Más autocrítico estuvo Rivera. Sabe que el cordón sanitario al PSOE previo a las elecciones de abril y la espantada catalana (qué manera de tirar por la borda la primacía de las últimas elecciones autonómicas) han cavado su tumba política.

El cordón sanitario al PSOE y la espantada catalana (tiró por la borda su primacía en las últimas autonómicas) cavaron la tumba política de Rivera

Anoche no dimitió, que es lo que procedía ante un descalabro cantado en todas las encuestas, pero creó las condiciones de su relevo en la inminente reunión de la dirección del partido o en el congreso anunciado anoche por él mismo, donde se espera que aflore el malestar larvado durante estos últimos meses y alcen la voz los dirigentes de Cs dispuestos enseñar a Rivera la puerta de salida.

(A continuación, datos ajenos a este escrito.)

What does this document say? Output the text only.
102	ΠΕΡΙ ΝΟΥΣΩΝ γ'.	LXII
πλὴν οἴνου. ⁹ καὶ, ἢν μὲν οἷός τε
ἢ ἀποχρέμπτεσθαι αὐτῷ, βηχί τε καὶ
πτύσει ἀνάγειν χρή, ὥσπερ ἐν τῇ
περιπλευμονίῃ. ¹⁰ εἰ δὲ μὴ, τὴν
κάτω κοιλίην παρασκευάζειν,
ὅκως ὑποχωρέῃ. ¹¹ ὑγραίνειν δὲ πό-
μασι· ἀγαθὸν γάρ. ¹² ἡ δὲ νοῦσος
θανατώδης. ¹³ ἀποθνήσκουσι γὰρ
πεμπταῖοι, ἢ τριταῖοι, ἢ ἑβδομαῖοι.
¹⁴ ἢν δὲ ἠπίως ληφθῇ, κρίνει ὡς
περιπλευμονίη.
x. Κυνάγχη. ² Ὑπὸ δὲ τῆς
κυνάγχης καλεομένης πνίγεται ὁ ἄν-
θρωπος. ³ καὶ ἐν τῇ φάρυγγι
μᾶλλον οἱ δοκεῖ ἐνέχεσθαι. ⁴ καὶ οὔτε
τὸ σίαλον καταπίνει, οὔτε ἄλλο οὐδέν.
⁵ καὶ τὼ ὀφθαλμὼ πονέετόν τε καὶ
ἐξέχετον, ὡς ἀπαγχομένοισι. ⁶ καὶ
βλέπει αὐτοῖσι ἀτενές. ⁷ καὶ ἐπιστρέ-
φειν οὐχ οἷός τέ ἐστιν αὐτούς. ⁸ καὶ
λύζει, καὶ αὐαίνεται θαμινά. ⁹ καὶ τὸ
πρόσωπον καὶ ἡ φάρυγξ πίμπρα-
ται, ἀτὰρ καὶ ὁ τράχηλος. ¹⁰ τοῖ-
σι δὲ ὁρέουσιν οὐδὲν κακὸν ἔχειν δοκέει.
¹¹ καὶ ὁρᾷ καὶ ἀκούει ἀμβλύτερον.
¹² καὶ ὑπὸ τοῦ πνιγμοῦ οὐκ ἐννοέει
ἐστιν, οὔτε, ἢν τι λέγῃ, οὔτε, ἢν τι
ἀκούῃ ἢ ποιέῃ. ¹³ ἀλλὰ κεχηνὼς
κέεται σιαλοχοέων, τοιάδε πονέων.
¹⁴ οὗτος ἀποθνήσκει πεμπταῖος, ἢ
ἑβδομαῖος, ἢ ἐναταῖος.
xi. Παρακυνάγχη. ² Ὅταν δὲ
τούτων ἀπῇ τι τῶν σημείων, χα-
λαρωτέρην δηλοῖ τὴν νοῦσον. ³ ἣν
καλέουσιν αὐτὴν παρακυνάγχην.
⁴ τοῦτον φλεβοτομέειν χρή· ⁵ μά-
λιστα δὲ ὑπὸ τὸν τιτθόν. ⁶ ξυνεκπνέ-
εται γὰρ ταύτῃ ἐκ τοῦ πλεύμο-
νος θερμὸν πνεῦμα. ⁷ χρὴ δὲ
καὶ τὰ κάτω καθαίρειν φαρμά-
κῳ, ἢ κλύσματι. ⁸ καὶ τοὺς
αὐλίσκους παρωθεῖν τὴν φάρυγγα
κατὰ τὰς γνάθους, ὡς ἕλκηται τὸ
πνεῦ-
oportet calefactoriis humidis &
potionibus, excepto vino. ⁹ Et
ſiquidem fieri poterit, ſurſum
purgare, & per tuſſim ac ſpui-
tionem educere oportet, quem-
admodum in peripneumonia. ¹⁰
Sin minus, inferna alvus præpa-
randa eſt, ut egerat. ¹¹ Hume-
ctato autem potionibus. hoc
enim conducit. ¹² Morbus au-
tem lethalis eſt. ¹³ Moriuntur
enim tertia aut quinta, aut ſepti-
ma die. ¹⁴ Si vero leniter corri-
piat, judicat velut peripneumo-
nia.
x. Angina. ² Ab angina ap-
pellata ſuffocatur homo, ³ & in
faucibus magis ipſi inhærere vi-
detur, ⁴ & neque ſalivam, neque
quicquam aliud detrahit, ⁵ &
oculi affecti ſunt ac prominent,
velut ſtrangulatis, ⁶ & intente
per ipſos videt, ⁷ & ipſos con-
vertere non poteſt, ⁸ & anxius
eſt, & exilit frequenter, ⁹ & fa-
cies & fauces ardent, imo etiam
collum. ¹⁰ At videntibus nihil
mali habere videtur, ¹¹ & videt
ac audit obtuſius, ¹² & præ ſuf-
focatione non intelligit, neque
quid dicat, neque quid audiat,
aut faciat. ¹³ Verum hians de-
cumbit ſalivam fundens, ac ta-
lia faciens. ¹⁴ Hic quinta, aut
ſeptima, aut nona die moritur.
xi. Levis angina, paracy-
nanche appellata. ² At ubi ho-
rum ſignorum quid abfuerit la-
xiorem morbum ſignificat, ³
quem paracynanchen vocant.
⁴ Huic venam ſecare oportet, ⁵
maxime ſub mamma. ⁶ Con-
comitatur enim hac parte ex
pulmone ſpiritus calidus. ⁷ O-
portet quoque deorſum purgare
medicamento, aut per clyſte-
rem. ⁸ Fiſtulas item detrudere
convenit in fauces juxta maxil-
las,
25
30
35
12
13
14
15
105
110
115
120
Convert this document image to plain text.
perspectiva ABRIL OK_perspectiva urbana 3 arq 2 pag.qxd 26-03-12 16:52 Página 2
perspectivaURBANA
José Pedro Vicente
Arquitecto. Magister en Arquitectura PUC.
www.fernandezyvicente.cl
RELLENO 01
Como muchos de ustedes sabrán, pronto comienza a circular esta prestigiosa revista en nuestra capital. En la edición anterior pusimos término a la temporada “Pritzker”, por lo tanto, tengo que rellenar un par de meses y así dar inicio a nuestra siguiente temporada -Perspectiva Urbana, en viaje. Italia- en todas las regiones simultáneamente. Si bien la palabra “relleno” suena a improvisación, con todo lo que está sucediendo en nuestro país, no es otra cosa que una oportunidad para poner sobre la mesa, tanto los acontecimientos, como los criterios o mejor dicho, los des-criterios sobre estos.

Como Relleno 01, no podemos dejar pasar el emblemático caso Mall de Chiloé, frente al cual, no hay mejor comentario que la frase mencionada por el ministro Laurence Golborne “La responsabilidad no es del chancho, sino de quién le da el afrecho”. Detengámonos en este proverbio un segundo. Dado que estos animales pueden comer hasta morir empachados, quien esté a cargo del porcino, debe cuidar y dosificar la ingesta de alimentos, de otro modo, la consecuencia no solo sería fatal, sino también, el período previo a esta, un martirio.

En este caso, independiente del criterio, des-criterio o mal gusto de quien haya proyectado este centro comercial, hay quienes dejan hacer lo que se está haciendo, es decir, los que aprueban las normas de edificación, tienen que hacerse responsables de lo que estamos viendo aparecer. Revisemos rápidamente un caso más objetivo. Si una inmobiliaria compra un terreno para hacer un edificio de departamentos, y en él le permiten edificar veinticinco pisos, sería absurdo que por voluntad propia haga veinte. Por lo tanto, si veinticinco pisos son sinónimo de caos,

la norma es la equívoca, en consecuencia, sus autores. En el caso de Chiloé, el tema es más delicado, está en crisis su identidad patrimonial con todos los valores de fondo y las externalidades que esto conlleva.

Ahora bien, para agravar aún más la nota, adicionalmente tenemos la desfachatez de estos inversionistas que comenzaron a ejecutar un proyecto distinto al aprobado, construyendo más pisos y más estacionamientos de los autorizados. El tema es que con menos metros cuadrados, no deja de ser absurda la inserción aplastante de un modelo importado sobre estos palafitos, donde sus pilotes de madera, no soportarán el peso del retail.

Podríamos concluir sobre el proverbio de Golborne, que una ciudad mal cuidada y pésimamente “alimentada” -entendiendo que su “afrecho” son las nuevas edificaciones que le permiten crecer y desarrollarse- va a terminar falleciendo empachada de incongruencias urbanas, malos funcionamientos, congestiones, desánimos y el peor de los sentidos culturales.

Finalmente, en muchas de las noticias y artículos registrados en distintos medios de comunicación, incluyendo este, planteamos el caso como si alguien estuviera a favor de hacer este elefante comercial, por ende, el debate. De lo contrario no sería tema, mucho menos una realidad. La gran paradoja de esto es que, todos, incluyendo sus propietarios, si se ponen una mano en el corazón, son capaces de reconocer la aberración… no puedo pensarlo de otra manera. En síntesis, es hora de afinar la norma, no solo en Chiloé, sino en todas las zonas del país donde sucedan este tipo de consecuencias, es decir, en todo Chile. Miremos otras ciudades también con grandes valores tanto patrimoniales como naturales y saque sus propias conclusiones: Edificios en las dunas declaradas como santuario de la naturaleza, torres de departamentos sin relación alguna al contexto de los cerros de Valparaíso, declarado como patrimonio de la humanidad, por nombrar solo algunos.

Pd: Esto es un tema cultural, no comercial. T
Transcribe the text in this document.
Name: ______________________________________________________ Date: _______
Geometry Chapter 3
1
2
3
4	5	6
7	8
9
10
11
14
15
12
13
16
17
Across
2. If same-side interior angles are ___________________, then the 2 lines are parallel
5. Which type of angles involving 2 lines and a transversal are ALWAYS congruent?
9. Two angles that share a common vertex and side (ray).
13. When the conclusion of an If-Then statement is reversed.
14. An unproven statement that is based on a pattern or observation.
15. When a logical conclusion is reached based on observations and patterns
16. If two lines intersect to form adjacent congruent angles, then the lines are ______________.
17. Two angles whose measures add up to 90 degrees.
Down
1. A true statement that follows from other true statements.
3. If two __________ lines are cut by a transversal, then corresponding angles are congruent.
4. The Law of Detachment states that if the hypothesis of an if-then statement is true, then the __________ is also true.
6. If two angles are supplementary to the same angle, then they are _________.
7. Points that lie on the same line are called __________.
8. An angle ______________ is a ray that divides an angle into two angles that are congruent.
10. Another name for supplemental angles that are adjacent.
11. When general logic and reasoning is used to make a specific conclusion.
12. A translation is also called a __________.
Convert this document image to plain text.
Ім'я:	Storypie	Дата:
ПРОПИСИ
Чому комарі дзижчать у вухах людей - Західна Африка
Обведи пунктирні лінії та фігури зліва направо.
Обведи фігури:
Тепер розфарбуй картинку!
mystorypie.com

No funcionaron las llamadas a la participación. Los cinco puntos más de abstención respecto al 28 de abril perjudicaron a los partidos de la centralidad, los más comprometidos con la Constitución (solo mejoro su facturación el PP, en 22 escaños, insuficiente para erigirse en alternativa de gobierno), y favorecieron notablemente a los votantes más movilizados. Por un lado, el independentismo catalán, encendido por la ira contra la sentencia del Supremo. Por otro, la alternativa 'patriótica' de Vox, alimentado a su vez por la aversión a los independentistas (“a por ellos”, gritaban anoche los seguidores de Abascal) y, sobre todo, por el malestar de una ciudadanía que así castiga a unos políticos incapaces de hacer sus deberes en materia de gobernabilidad.